LITERAPIA

Matheus Peleteiro
Revista Mormaço
Published in
4 min readApr 15, 2021
“Paperback Writer,” por Duncan Roberts

Samuel andava incomodado com a vida desde que Clara, a quem se referia como a mulher da sua vida, o deixou e foi viver com um empresário milionário que conheceu na internet e podia lhe proporcionar uma qualidade de vida muito mais confortável, com direito a condomínio de luxo, carro importado, filho em colégio bilíngue e outras regalias inerentes aos privilégios de classe do burguês brasileiro.

No dia da despedida, ao mesmo tempo que Clara fazia as malas e partia sem sequer hesitar ou enxugar alguma das suas tantas lágrimas, Samuel se afundou numa sofrência intencional. Pôs clássicos contemporâneos para tocar no fone de ouvido, e chorou ao som de Tim Bernardes, Johnny Hooker e Leoni. Após, foram dias de lamento e irresignação. Buscou psicólogos, psiquiatras, pais de santo, cartomantes, ombros amigos, mas quem o ajudou mesmo foi Dona Cecília, sua vizinha gateira, que, ao notar o seu desamparo e solidão, sugeriu que começasse a colocar no papel os seus conflitos internos e a suas angústias.

Então, Samuel começou a escrever livros-diários a lamentar a respeito da sua própria existência. Fragilizado e sem coragem para culpar a imprecisão do amor ou o seu idealismo, direcionou o seu sofrimento a um autopenitente julgamento onde se punha como réu. Condenou-se por ser bondoso demais, argumentou que o seu erro fora confiar nas pessoas e se convenceu de diversas outras mentiras convenientes que ajudavam a tornar a situação um pouco mais suportável.

Depois, passou a escrever relatos verdadeiros camuflados em indiretas e unidos a citações clássicas, onde se mostrava decepcionado e dizia ser tudo terrível. A partir daí, teve coragem de se expor nas redes sociais e foi surpreendido com dezenas de mensagens de apoio escritas por pessoas que já haviam vivenciado frustrações similares e se sentiam impelidas a ampará-lo diante do tão infeliz momento da sua vida.

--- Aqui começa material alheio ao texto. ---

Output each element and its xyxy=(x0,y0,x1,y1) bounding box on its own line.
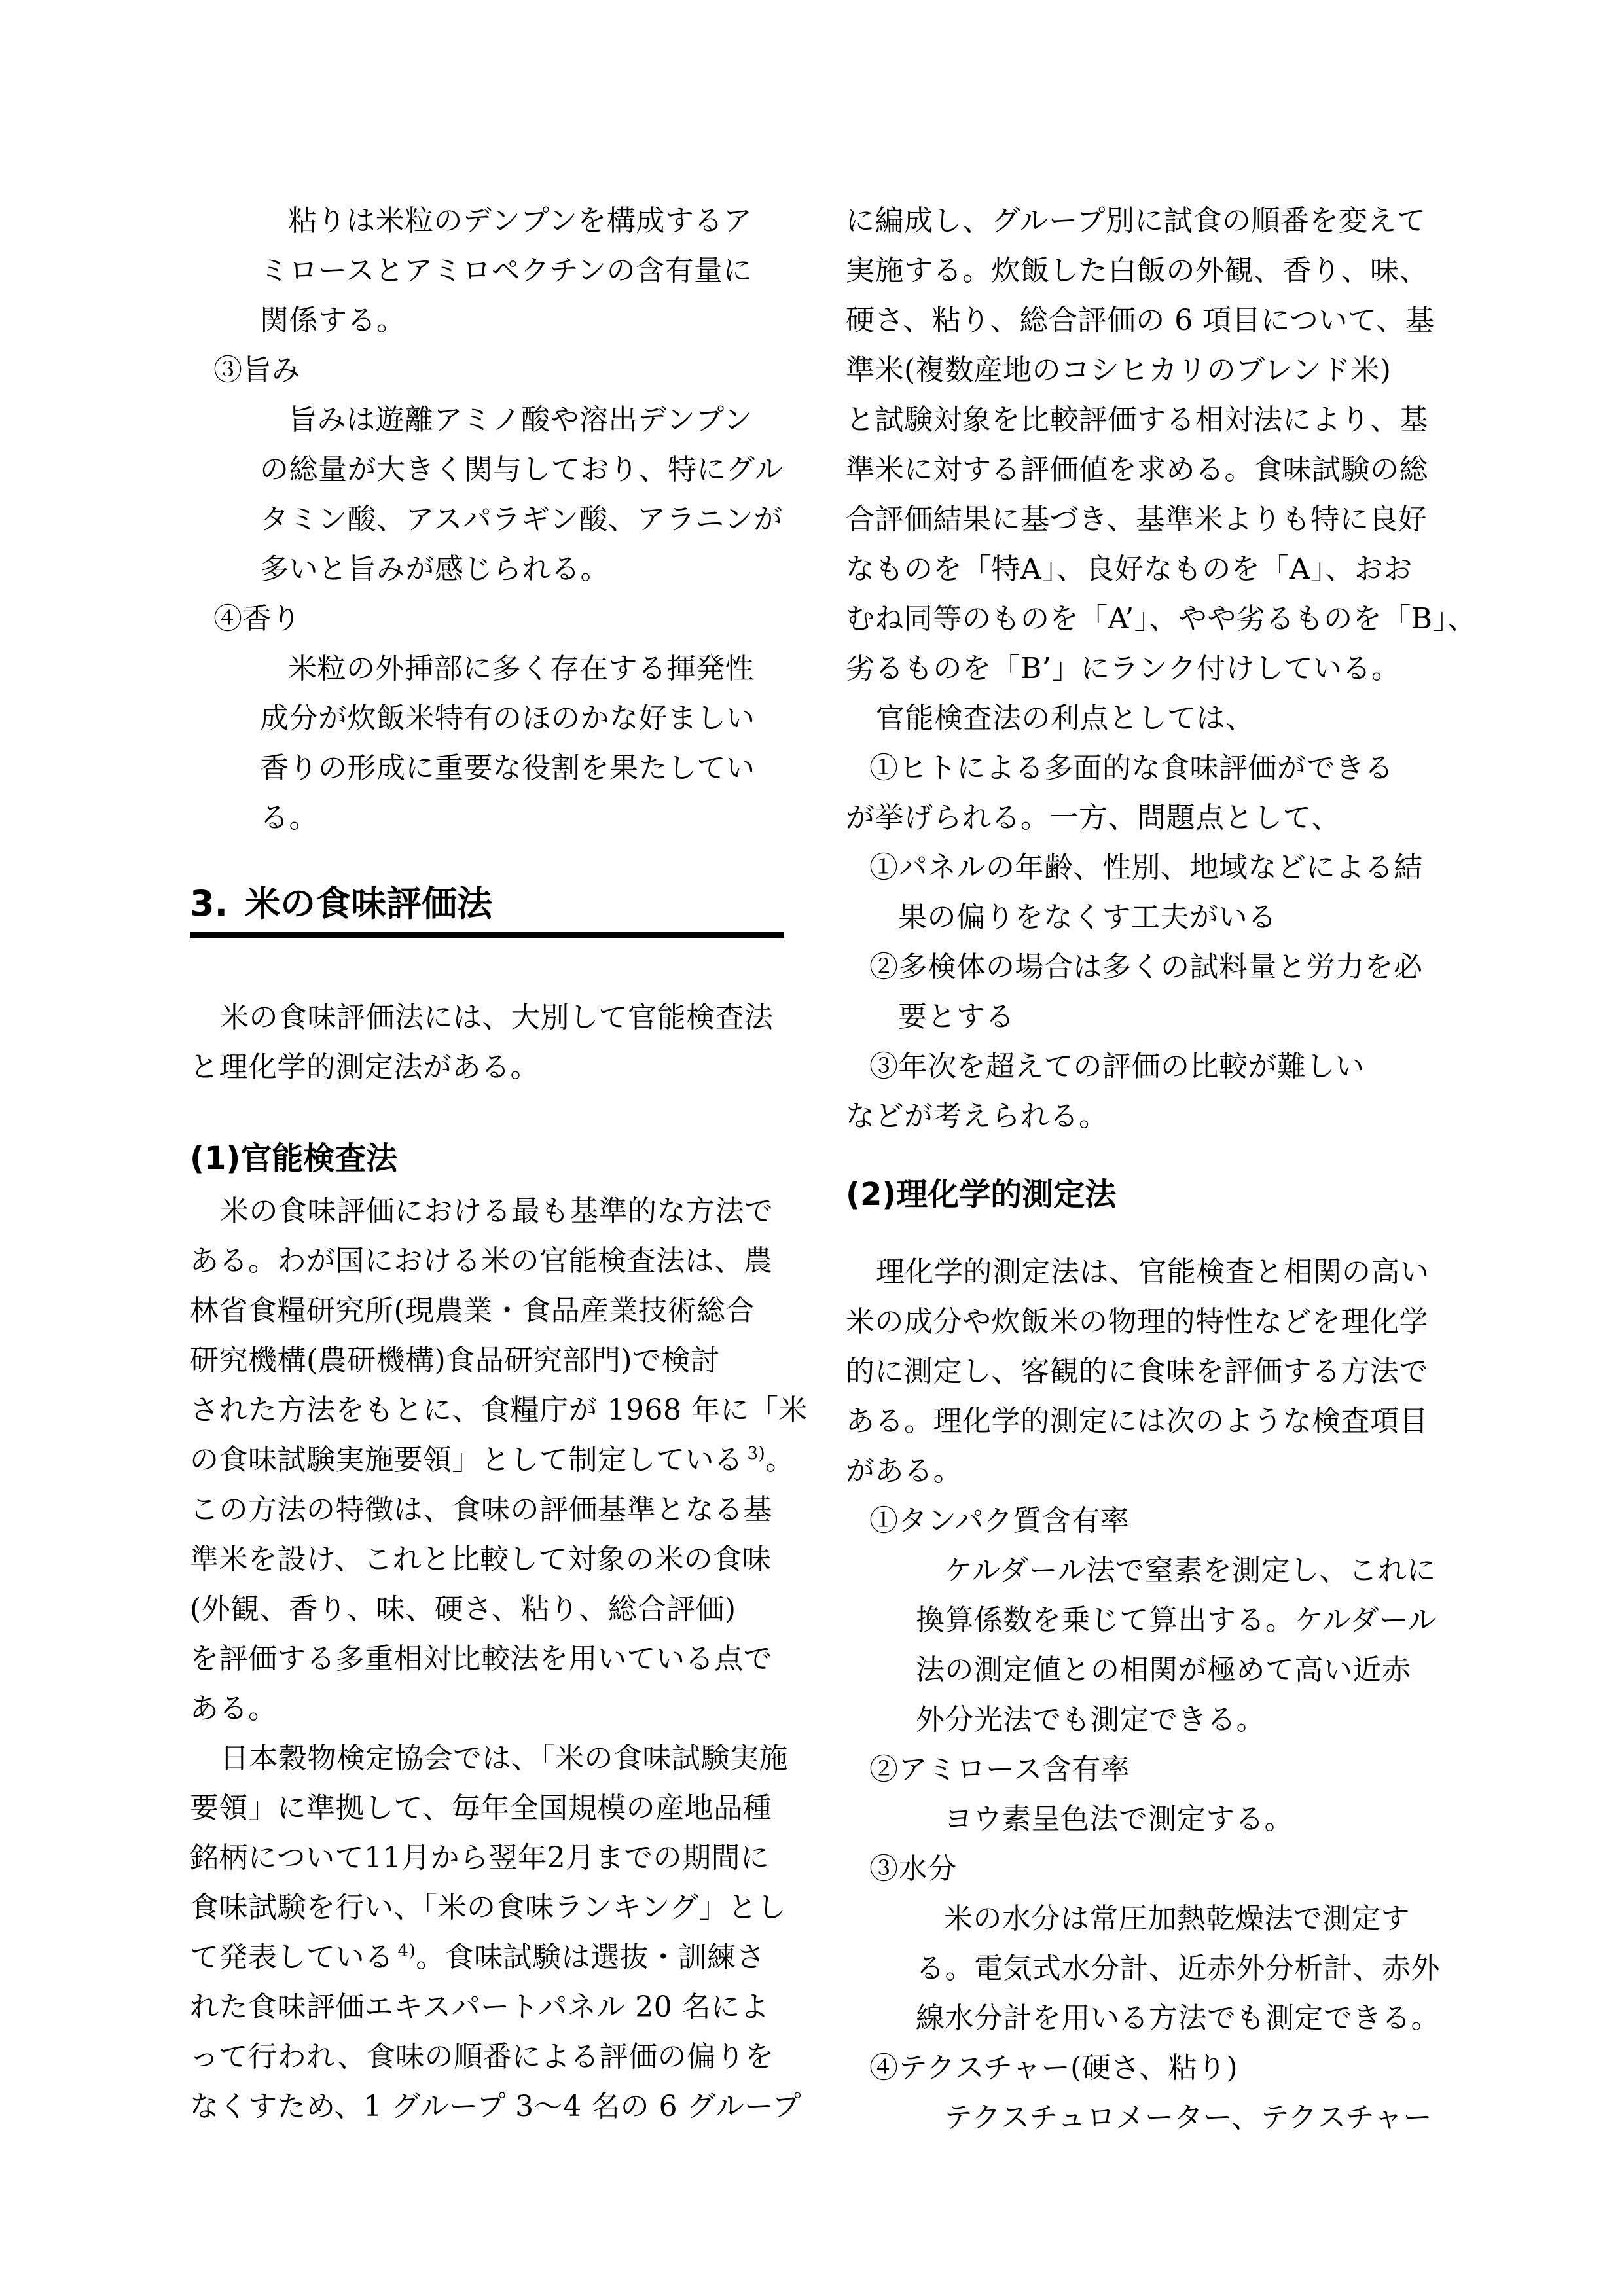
text-segment: て発表している xyxy=(190,1941,394,1974)
text-line: 実施する。炊飯した白飯の外観、香り、味、 xyxy=(846,254,1428,287)
text-line: 線水分計を用いる方法でも測定できる。 xyxy=(916,2001,1440,2035)
text-line: 換算係数を乗じて算出する。ケルダール xyxy=(916,1604,1437,1637)
text-line: テクスチュロメーター、テクスチャー xyxy=(944,2101,1432,2134)
text-line: 関係する。 xyxy=(260,304,406,337)
text-line: この方法の特徴は、食味の評価基準となる基 xyxy=(190,1493,772,1526)
text-column-left xyxy=(190,196,808,2132)
text-line: 香りの形成に重要な役割を果たしてい xyxy=(260,751,755,785)
text-line: って行われ、食味の順番による評価の偏りを xyxy=(190,2040,774,2073)
text-line: ③水分 xyxy=(869,1852,957,1886)
text-line: 要領」に準拠して、毎年全国規模の産地品種 xyxy=(190,1791,772,1825)
text-line: る。電気式水分計、近赤外分析計、赤外 xyxy=(916,1952,1440,1985)
text-line: 劣るものを「B’」にランク付けしている。 xyxy=(846,652,1401,685)
text-line: に編成し、グループ別に試食の順番を変えて xyxy=(846,204,1426,238)
text-line xyxy=(190,1435,795,1485)
text-line: 外分光法でも測定できる。 xyxy=(916,1703,1265,1736)
text-line: 米の食味評価における最も基準的な方法で xyxy=(220,1194,774,1228)
text-line: ①ヒトによる多面的な食味評価ができる xyxy=(869,751,1394,785)
text-line: 林省食糧研究所(現農業・食品産業技術総合 xyxy=(190,1294,755,1327)
text-line: ④香り xyxy=(213,602,301,636)
text-line: ②アミロース含有率 xyxy=(869,1753,1130,1786)
text-line: ③年次を超えての評価の比較が難しい xyxy=(869,1050,1365,1083)
text-line: 米の水分は常圧加熱乾燥法で測定す xyxy=(944,1902,1410,1935)
text-line: ある。理化学的測定には次のような検査項目 xyxy=(846,1405,1428,1438)
text-line: ヨウ素呈色法で測定する。 xyxy=(944,1803,1293,1836)
text-line: 準米に対する評価値を求める。食味試験の総 xyxy=(846,453,1428,486)
text-line: 合評価結果に基づき、基準米よりも特に良好 xyxy=(846,503,1428,536)
text-line: ある。 xyxy=(190,1692,278,1725)
text-line: 旨みは遊離アミノ酸や溶出デンプン xyxy=(288,403,753,437)
text-line: 多いと旨みが感じられる。 xyxy=(260,552,609,586)
subsection-heading: (1)官能検査法 xyxy=(190,1140,398,1177)
text-line: 理化学的測定法は、官能検査と相関の高い xyxy=(876,1255,1430,1289)
text-line: を評価する多重相対比較法を用いている点で xyxy=(190,1642,772,1676)
section-heading xyxy=(190,885,784,938)
text-line: 官能検査法の利点としては、 xyxy=(876,702,1255,735)
text-line: が挙げられる。一方、問題点として、 xyxy=(846,801,1341,834)
text-line: 果の偏りをなくす工夫がいる xyxy=(898,901,1277,934)
text-line: 硬さ、粘り、総合評価の 6 項目について、基 xyxy=(846,304,1435,337)
text-line: 要とする xyxy=(898,1000,1015,1033)
text-line: の総量が大きく関与しており、特にグル xyxy=(260,453,784,486)
text-line: ④テクスチャー(硬さ、粘り) xyxy=(869,2051,1238,2085)
text-line: る。 xyxy=(260,801,318,834)
text-line: 米粒の外挿部に多く存在する揮発性 xyxy=(288,652,754,685)
text-line: ミロースとアミロペクチンの含有量に xyxy=(260,254,753,287)
text-line: (外観、香り、味、硬さ、粘り、総合評価) xyxy=(190,1592,736,1626)
subsection-heading: (2)理化学的測定法 xyxy=(846,1176,1117,1213)
text-line: むね同等のものを「A’」、やや劣るものを「B」、 xyxy=(846,602,1477,636)
text-line: なくすため、1 グループ 3〜4 名の 6 グループ xyxy=(190,2090,802,2123)
text-line: がある。 xyxy=(846,1454,962,1488)
text-line xyxy=(190,1933,784,1982)
text-line: 米の食味評価法には、大別して官能検査法 xyxy=(220,1001,774,1034)
text-line: などが考えられる。 xyxy=(846,1100,1108,1133)
text-line: 銘柄について11月から翌年2月までの期間に xyxy=(190,1841,770,1874)
text-column-right xyxy=(846,196,1477,2143)
text-line: と試験対象を比較評価する相対法により、基 xyxy=(846,403,1428,437)
text-line: 食味試験を行い、「米の食味ランキング」とし xyxy=(190,1891,787,1924)
text-line: れた食味評価エキスパートパネル 20 名によ xyxy=(190,1990,770,2024)
text-line: 法の測定値との相関が極めて高い近赤 xyxy=(916,1653,1411,1687)
text-line: ①タンパク質含有率 xyxy=(869,1504,1130,1537)
text-line: 準米(複数産地のコシヒカリのブレンド米) xyxy=(846,353,1392,387)
text-line: 日本穀物検定協会では、「米の食味試験実施 xyxy=(220,1742,788,1775)
text-segment: 。食味試験は選抜・訓練さ xyxy=(416,1941,766,1974)
text-line: 米の成分や炊飯米の物理的特性などを理化学 xyxy=(846,1305,1428,1338)
footnote-ref: 4) xyxy=(397,1941,416,1962)
text-line: された方法をもとに、食糧庁が 1968 年に「米 xyxy=(190,1393,808,1427)
text-line: 成分が炊飯米特有のほのかな好ましい xyxy=(260,702,755,735)
text-line: 研究機構(農研機構)食品研究部門)で検討 xyxy=(190,1344,720,1377)
section-title: 米の食味評価法 xyxy=(245,883,493,924)
text-line: ある。わが国における米の官能検査法は、農 xyxy=(190,1244,772,1278)
text-line: 粘りは米粒のデンプンを構成するア xyxy=(288,204,753,238)
text-line: ②多検体の場合は多くの試料量と労力を必 xyxy=(869,950,1423,984)
text-line: ③旨み xyxy=(213,353,301,387)
text-line: 準米を設け、これと比較して対象の米の食味 xyxy=(190,1543,772,1576)
text-segment: 。 xyxy=(765,1443,795,1477)
text-line: ケルダール法で窒素を測定し、これに xyxy=(944,1554,1436,1587)
text-line: なものを「特A」、良好なものを「A」、おお xyxy=(846,552,1413,586)
text-line: ①パネルの年齢、性別、地域などによる結 xyxy=(869,851,1423,884)
footnote-ref: 3) xyxy=(747,1444,766,1464)
section-number: 3. xyxy=(190,883,228,924)
text-line: タミン酸、アスパラギン酸、アラニンが xyxy=(260,503,783,536)
text-line: 的に測定し、客観的に食味を評価する方法で xyxy=(846,1355,1428,1388)
text-segment: の食味試験実施要領」として制定している xyxy=(190,1443,744,1477)
text-line: と理化学的測定法がある。 xyxy=(190,1050,539,1084)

Começou a anotar o que fazia, exagerar as emoções triviais e rotineiras que o acometiam, superestimar o café que bebia, separar as sílabas das palavras para misturar significados, e não demorou para que Samuel percorresse o itinerário comum a todos que são despertados pelo chamado da literapia e se tornasse um tradicional poeta do século 21, que camufla o seu fiasco e a sua frustração sob a máscara da melancolia, e desenvolve a sua voz numa direção quase preordenada, dissimulada no discurso da novidade. Utilizou-se de recursos batidos para expressar a sua sensação de derrota e vazio e, através de metáforas de afogamento, poemas que terminavam com maneiras bonitas de dizer que sentia já não existir ou versos estruturados a fim de dar ideia de que o poeta estava desaparecendo aos poucos, tornou-se uma referência para o nicho dos escritores que tinham uma rede de promoção onde se promoviam uns aos outros.

Primeiro, denominou-se poeta; depois, escritor e, desse modo, começou a publicar livros e divulgá-los por meio da perfeita união entre o dinheiro e as redes sociais.

Do ponto de vista técnico ou filosófico, a sua obra oscilava entre uma tragédia e mais do mesmo, entretanto, ao lerem-na, os seus amigos a acharam o máximo. Todavia, tal entusiasmo não se dava por conta do conteúdo ou pelo que a leitura lhes acrescentava, mas porque adoravam saber mais sobre a vida dos outros, sobretudo quando estes outros eram indivíduos conhecidos ou pessoas próximas.

Após o seu aparente sucesso, disseminado por jornais locais e compartilhamentos de influencers ativistas, Guilherme, Rafael, Maria e Zé Miguel, seus amigos próximos e entusiastas do livro, gostaram da ideia e iniciaram, individualmente, produções parecidas. Passados alguns meses, a produção de literapia, já antes fundada e então impulsionada, alcançou um maior número de adeptos, fazendo com que centenas de sujeitos sem contato algum com a arte da escrita a utilizassem com interesses terapêuticos, passando também a escrever diários pessoais designados como romances ou coletâneas poéticas. Rapidamente a literapia assumiu um lugar de destaque em critério de visibilidade, ofuscando até mesmo o brilho de magistrais obras literárias, e motivando Samuel a utilizar os seus perfis recheados de seguidores para se manifestar em oposição à repentina falta de interesse do público em relação à leitura. No entanto, ninguém o escutou.

Com todos ocupados relatando os seus próprios conflitos em diários, os livros se encheram de ácaros e passaram a amargar a solidão das prateleiras. A mesma solidão que Samuel amargara ao ver a sua amada abandoná-lo para ir embora com um magnata.